Western Australia's Department of Education and Training has signed a $185 million contract with Perth-based IT services outfit Kinetic IT to continue to provide infrastructure services and support.

We have 200 schools that we manage fully end to end. We've got another 600 schools we're targeting.

Glenn Veen

The seven-year contract, including optional extensions, is worth $185 million to Kinetic and started at the beginning of February. It won't be unfamiliar territory for the Western Australian IT company, however, since it has held a similar contract with the department for the last four years.

Yet a lot has changed over the last four years, according to Glenn Veen, DET manager of infrastructure and telecommunications. When Kinetic signed on in 2003, the department wasn't managing the desktops in its 200 schools under management, he said. Kinetic has been carrying out this work as project work. Under the new contract, the management of these schools will fall under base services.

Veen said the number of schools Kinetic catered for would also increase as the department rolls out standard operating environments out to more schools. "It's got the capacity to grow into a more managed environment. As I said, we have 200 schools that we manage fully end to end. We've got another 600 schools we're targeting," Veen said.

In total, there are 93,000 desktops which fall under the Department's aegis over roughly 1,000 sites, 880 of them schools.

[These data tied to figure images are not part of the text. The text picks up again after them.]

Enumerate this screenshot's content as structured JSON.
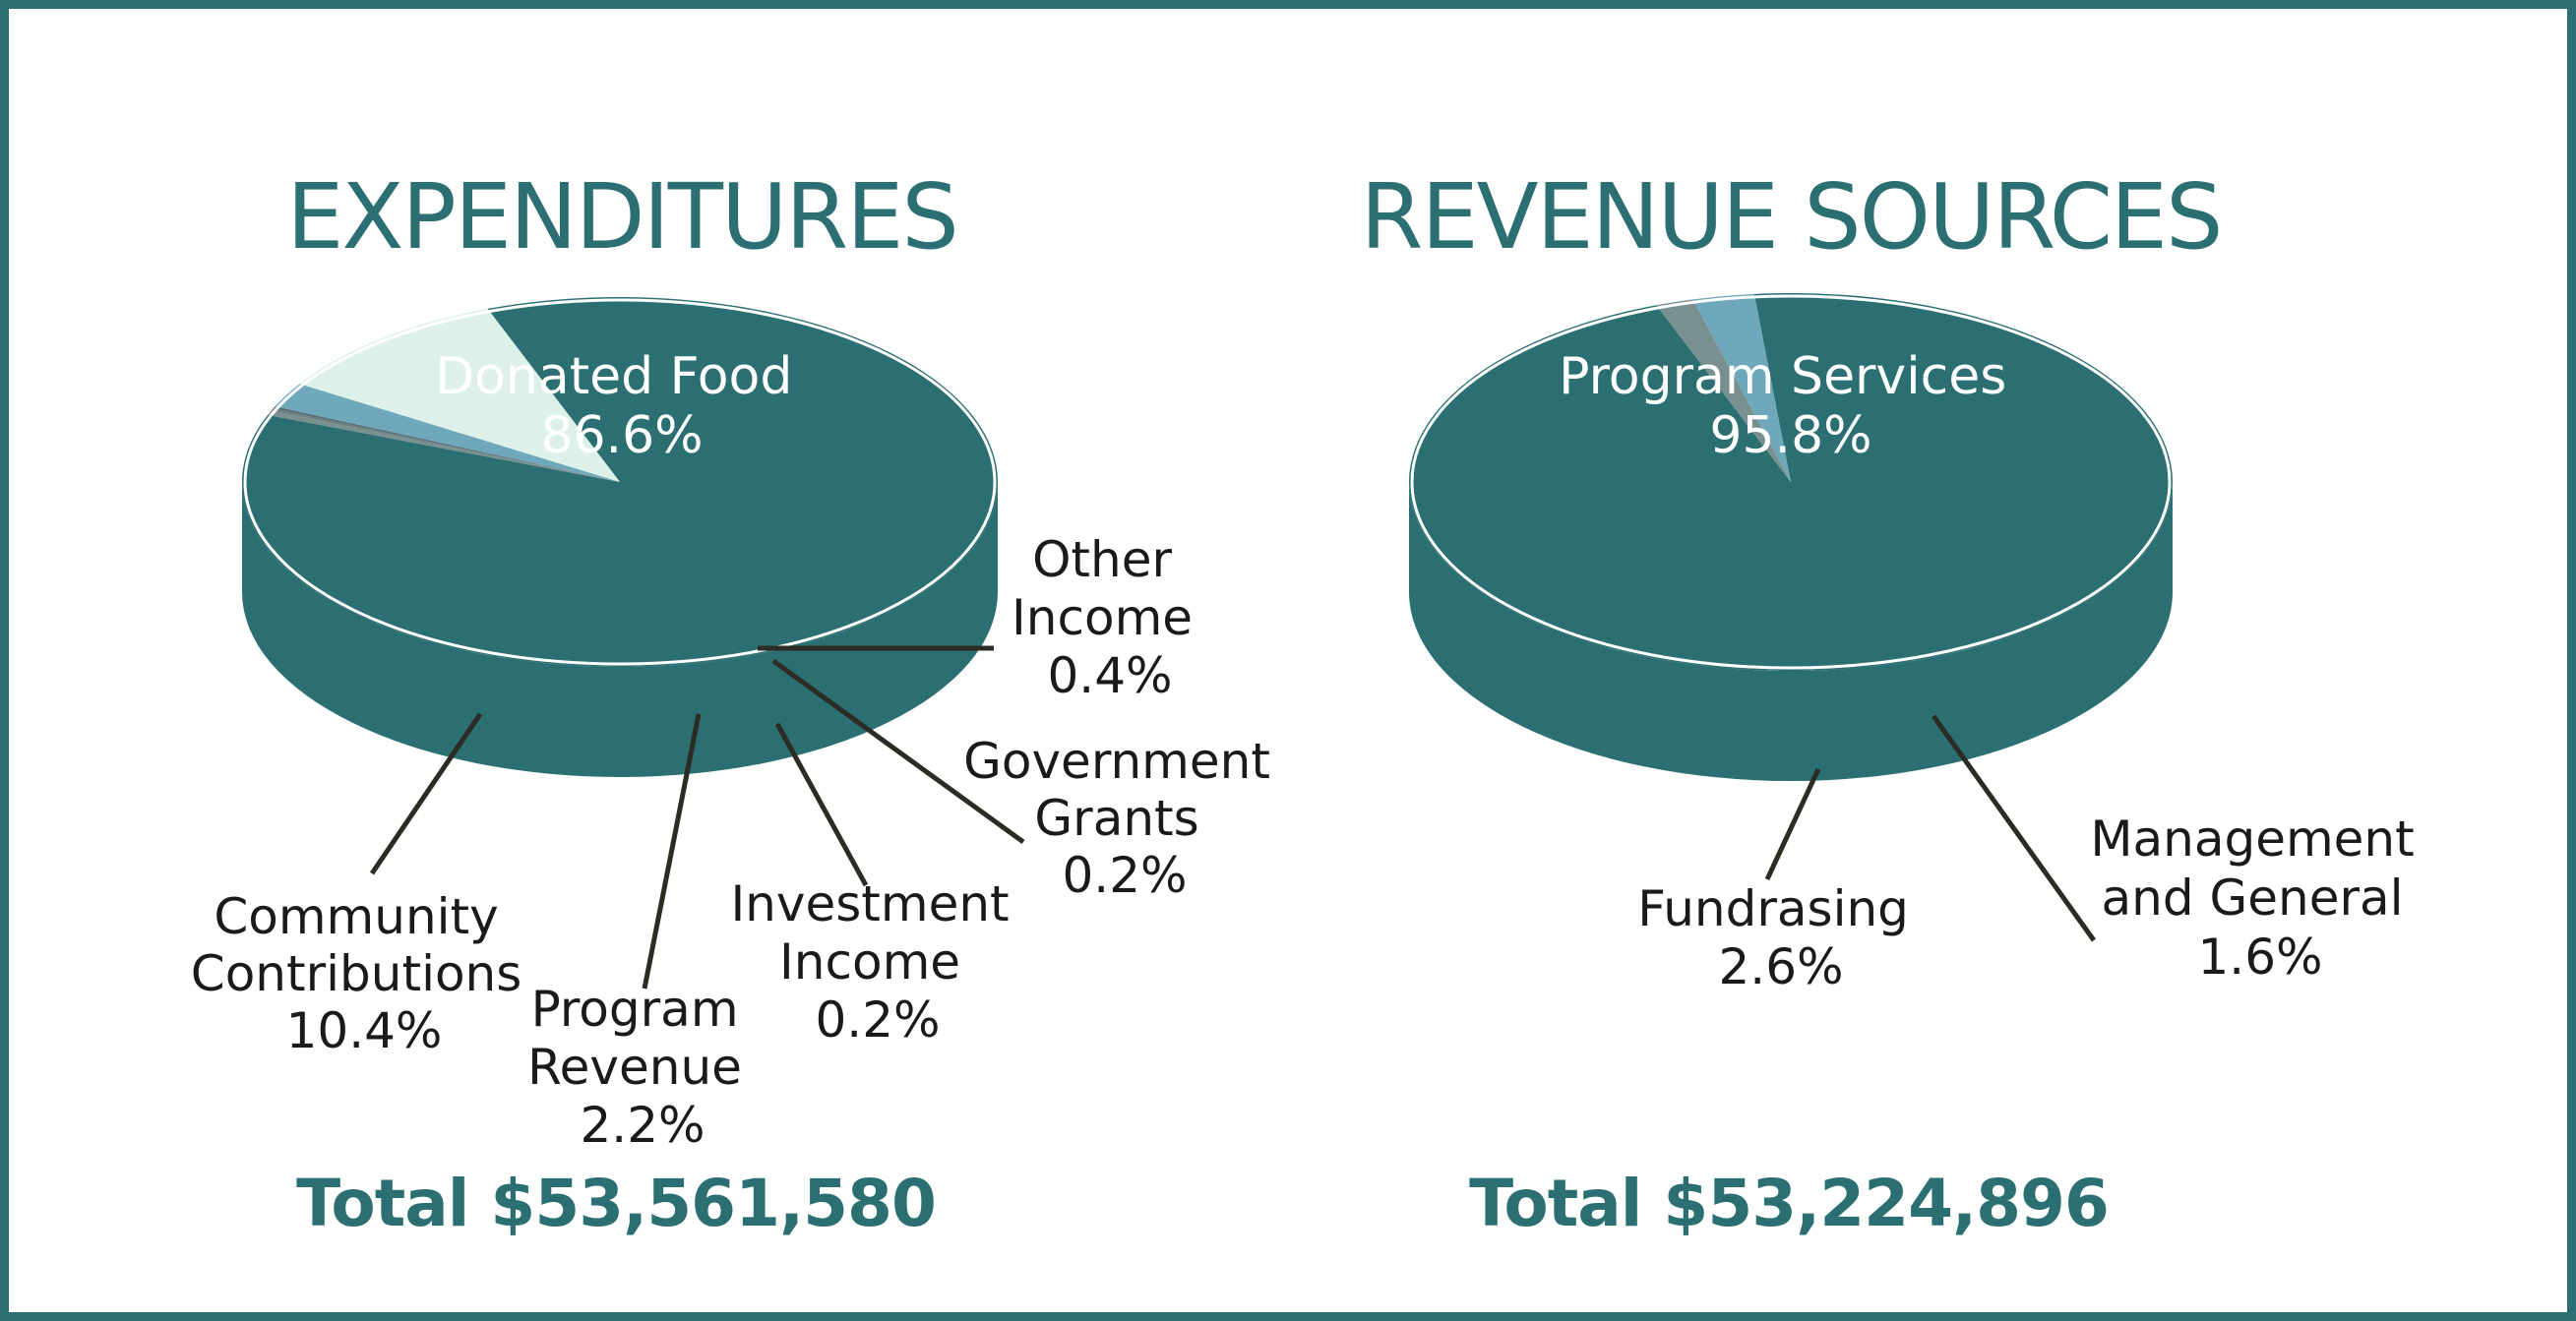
{
  "chart_data": [
    {
      "type": "pie",
      "title": "EXPENDITURES",
      "total": "Total $53,561,580",
      "slices": [
        {
          "label": [
            "Donated Food"
          ],
          "pct": "86.6%",
          "value": 86.6,
          "top": "#2b6f72",
          "side": "#2b6f72"
        },
        {
          "label": [
            "Other",
            "Income"
          ],
          "pct": "0.4%",
          "value": 0.4,
          "top": "#7a8f8f",
          "side": "#6a7e80"
        },
        {
          "label": [
            "Government",
            "Grants"
          ],
          "pct": "0.2%",
          "value": 0.2,
          "top": "#6b7f80",
          "side": "#5d7073"
        },
        {
          "label": [
            "Investment",
            "Income"
          ],
          "pct": "0.2%",
          "value": 0.2,
          "top": "#56707a",
          "side": "#4f6872"
        },
        {
          "label": [
            "Program",
            "Revenue"
          ],
          "pct": "2.2%",
          "value": 2.2,
          "top": "#6fa8ba",
          "side": "#5f95a7"
        },
        {
          "label": [
            "Community",
            "Contributions"
          ],
          "pct": "10.4%",
          "value": 10.4,
          "top": "#ddf1ea",
          "side": "#b5e0d2"
        }
      ]
    },
    {
      "type": "pie",
      "title": "REVENUE SOURCES",
      "total": "Total $53,224,896",
      "slices": [
        {
          "label": [
            "Program Services"
          ],
          "pct": "95.8%",
          "value": 95.8,
          "top": "#2b6f72",
          "side": "#2b6f72"
        },
        {
          "label": [
            "Management",
            "and General"
          ],
          "pct": "1.6%",
          "value": 1.6,
          "top": "#7a9090",
          "side": "#627274"
        },
        {
          "label": [
            "Fundrasing"
          ],
          "pct": "2.6%",
          "value": 2.6,
          "top": "#6fa8ba",
          "side": "#5f95a7"
        }
      ]
    }
  ]
}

When the currently unmanaged schools have the standard operating environment, tools such as HP's Configuration Manager (which deploys patches and applications) can be rolled out. This saves teacher time which would have otherwise been spent doing the same job.

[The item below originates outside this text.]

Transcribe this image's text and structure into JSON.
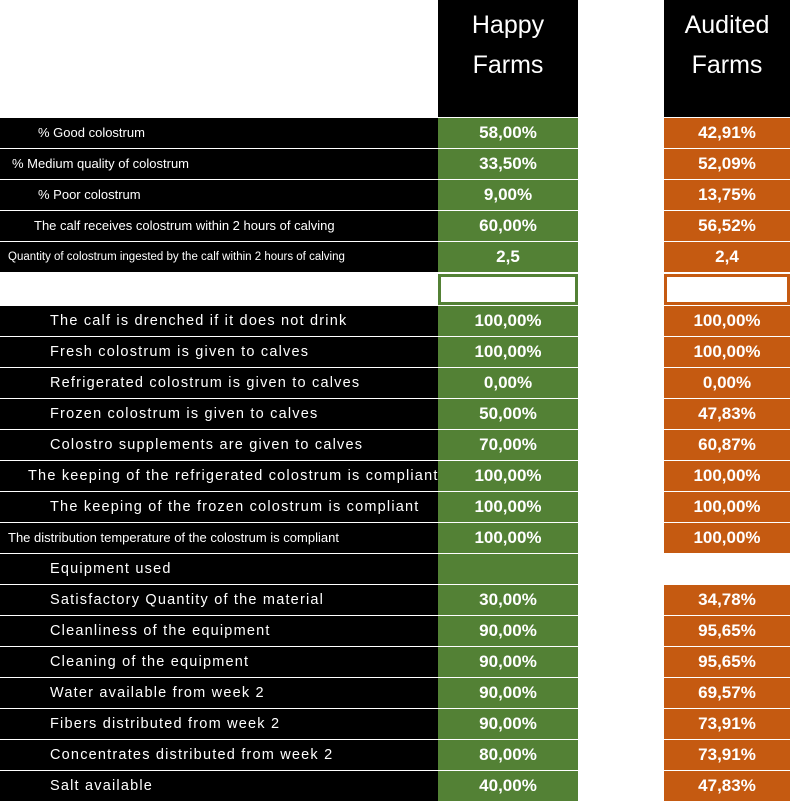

Kinetic has also offered as part of the contract to move the department onto HP Service Manager 7, a new HP release that integrates a lot of products which the department was already using and adds some additional functionality.

The five HP products that Veen had been using were Network Node Manager, Service Desk, Operations Manager, Performance Insight and Configuration Manager.

Veen knew he was interested in the whole suite of products when he first joined the department earlier this decade, but he also knew the department would have to roll them gradually or it wouldn't find the budget for them. "You needed to have the tools, and that was an argument I had to convince the organisation to do, to invest in the tools at the same time that you invested in the solutions," he said.

The first product Veen implemented was Network Node Manager after Veen rolled out fibre to 75 per cent of the state's schools. It keeps track of performance for the 881 routers and thousands of switches on the department's network — necessary since the department only buys bandwidth for the schools from Telstra, not managed network services. Kinetic manages the network with around six staff, Veen said.

Soon after, he adopted HP's Service Desk since the software the department had been using, Magic Help Desk (now BMC), didn't cover the department's ITIL needs. Service Desk logs calls and keeps track of things such as change and release management.

Thirdly, the department implemented OVO (now Operations Manager) which helped it manage servers and switches in schools. When devices hit their thresholds, Service Desk is notified. Currently the department has 2.5 thousand servers to manage and five major storage area networks, although Veen will be putting out a tender soon to virtualise the latter.

Veen has reduced the number of servers in the administration part of the department from 600 to 250 using VMware. His goal now is to reduce the number of servers in schools: instead of each school having a curriculum and administration server, each school will just have one server, not including media servers. This will bring down the number of servers to around 1,000, he said. There was also the possibility to completely remove servers from primary schools by centralisation made possible via good bandwidth management, Veen said.

Performance Insight came next, which looks into the application layer to see whether there are problems with the applications. The latest deployment was Configuration Manager for rolling out patches and application updates.

With HP Service Manager 7, these products will be more integrated, according to Veen, although he had not yet looked into the extra functionality it would provide.